Guaido’s five-month campaign to oust Maduro has not been successful, despite being recognized as Venezuela’s legitimate president by U.S. President Donald Trump and about other 50 other world leaders.
Maduro has maintained that Guaido’s efforts have been part of a U.S.-backed coup attempt.
Opposition leaders say protests would be held throughout the day to highlight the government’s human rights record. Protesters took to the streets Thursday to draw attention to political prisoners in the country.
Bachelet said in March that Venezuelan security forces, backed by pro-government militias, suppressed peaceful protests with murders, torture and excessive force.
Bachelet arrived in Venezuela on Wednesday for a two-day visit at the invitation of the government. Her visit precedes a three-week U.N. Human Rights Council session that begins on June 24.

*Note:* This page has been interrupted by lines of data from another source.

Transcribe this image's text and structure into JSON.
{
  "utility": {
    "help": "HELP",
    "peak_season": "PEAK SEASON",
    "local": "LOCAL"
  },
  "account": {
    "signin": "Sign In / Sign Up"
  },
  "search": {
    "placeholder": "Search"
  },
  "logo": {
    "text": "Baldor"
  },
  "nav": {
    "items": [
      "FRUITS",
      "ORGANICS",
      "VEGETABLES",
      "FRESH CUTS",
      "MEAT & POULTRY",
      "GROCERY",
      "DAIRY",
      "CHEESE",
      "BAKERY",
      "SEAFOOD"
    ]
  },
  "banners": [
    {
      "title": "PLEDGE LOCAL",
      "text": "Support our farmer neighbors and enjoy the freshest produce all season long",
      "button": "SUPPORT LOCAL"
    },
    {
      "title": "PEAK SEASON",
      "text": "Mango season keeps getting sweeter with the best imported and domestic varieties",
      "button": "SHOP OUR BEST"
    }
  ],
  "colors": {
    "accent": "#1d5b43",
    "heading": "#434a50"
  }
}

The U.S. and other Western states are expected to denounce Maduro’s government for its alleged use of excessive force and mismanagement, which has led to chronic shortages of essentials, such as food and medicine.
Trump has urged Venezuela’s military to remove Maduro from power to allow humanitarian aid to enter the country. During a February speech in Miami, Florida, Trump said, «All options are on the table» to use military force if necessary.
Maduro remains in power, however, and there is little indication he will be ousted anytime soon. This has frustrated Trump, resulting in him losing interest in the South American country, according to The Washington Post and other media outlets, citing senior administration officials.